How to Live, By Sarah Bakewell
How to Live is as much a biography of Montaigne's ideas as of Montaigne the man – though, indeed, the two are not always easy to separate, for, like no other writer before him, Montaigne poured himself into his writings.
No fact was too personal – we know, for instance, that he had a smallish penis, since he ruefully confesses as much. He enjoyed sex, though not particularly with his wife. He was terrified of death, until a fall from his horse nearly killed him; thereafter, finding the experience far less dreadful than he'd feared, he viewed death with equanimity. He was liberal, sceptical, tolerant, well-read, lazy, kindly, a hater of cruelty and a lover of cats.
In many ways, he was the first modern writer, in his attention to the minutiae of life, his empathy for others and in his emphasis on the personal – Sarah Bakewell sees in him an ancestor of all the confessional blogging, tweeting, column writing and bare-all reality TV of today's culture.

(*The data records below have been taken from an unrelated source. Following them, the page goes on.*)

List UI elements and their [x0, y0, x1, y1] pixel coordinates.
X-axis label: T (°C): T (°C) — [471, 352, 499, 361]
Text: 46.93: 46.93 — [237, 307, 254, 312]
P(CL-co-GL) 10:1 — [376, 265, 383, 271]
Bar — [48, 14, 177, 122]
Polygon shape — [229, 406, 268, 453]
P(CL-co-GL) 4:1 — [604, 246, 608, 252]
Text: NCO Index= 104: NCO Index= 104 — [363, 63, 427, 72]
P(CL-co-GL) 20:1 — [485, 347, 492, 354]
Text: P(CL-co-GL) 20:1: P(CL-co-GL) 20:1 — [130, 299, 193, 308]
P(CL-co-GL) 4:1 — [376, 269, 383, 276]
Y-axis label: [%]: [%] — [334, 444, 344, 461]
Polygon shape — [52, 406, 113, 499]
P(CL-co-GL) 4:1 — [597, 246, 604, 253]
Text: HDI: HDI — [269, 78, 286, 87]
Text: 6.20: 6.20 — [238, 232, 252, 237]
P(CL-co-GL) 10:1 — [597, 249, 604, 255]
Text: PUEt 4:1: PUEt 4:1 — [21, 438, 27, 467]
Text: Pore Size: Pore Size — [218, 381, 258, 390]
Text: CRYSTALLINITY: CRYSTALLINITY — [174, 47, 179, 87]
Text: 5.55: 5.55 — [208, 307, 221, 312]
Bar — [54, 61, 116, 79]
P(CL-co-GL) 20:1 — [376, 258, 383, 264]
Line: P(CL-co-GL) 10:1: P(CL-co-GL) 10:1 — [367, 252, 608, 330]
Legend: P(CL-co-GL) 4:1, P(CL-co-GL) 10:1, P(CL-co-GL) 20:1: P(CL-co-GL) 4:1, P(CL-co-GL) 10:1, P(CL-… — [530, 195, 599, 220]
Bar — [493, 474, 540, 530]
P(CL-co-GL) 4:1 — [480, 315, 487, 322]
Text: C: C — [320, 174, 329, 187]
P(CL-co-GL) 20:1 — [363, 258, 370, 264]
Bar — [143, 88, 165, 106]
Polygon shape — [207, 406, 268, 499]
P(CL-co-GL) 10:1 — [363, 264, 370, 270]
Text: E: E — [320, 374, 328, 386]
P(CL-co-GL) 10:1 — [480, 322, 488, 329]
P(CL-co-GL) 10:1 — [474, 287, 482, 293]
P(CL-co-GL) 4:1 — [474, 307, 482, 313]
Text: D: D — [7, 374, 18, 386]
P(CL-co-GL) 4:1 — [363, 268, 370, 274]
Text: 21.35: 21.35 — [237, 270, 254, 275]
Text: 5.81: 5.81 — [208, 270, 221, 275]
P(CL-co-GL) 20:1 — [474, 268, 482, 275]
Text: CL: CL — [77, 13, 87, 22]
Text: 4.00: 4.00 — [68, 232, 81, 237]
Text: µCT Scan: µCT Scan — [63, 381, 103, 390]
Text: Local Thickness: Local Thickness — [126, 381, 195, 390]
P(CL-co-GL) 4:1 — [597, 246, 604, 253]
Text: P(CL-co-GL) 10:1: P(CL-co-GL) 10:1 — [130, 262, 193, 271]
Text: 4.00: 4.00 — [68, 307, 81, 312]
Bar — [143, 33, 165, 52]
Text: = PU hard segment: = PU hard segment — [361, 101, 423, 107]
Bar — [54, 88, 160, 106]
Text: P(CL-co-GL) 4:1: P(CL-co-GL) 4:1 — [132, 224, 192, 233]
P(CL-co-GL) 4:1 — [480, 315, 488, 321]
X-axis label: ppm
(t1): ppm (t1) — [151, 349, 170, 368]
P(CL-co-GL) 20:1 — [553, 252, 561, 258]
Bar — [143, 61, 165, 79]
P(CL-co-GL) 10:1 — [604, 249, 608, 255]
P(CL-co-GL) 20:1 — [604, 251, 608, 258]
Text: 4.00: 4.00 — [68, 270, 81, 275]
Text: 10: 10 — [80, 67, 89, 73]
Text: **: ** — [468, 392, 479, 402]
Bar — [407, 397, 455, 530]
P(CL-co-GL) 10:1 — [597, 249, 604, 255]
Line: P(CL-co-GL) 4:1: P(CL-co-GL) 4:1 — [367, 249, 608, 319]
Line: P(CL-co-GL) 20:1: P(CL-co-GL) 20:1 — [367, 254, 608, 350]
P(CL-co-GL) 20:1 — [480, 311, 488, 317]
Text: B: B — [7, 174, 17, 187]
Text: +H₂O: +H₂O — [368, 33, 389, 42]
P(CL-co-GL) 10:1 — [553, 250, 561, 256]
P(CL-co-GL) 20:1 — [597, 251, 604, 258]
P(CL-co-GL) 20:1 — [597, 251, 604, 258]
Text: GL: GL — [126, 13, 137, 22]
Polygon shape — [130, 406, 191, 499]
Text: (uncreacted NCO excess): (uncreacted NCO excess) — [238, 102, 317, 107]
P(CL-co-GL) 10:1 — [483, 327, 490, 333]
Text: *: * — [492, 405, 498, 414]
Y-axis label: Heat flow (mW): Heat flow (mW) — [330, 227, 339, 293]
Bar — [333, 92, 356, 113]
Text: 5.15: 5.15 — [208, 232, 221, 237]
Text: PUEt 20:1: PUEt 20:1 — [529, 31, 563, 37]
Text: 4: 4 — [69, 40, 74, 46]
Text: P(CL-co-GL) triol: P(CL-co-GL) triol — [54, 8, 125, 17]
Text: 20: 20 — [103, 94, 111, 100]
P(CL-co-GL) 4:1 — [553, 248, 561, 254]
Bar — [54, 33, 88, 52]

But every age finds its own Montaigne: there was an Enlightenment Montaigne, a Romantic Montaigne, even a Nietzschean Montaigne. Each of the 20 chapters discusses a Montaignesque answer to the question of how to live – see the world, question everything, philosophise only by accident, give up control, be convivial, wake from the sleep of habit etc – and by the end, one has a composite answer to the book title's question, of which Montaigne would surely approve.
Bakewell writes elegantly, her affection for her subject comes over strongly, and like Montaigne she has an exuberant interest in the world, evidenced by the eclectic nature of the index – one finds "remora fish" next to "Reformation" and "semen" next to "Seneca". Reading this might well send you to read or re-read Montaigne's Essays. Good. But don't cut out the middleman.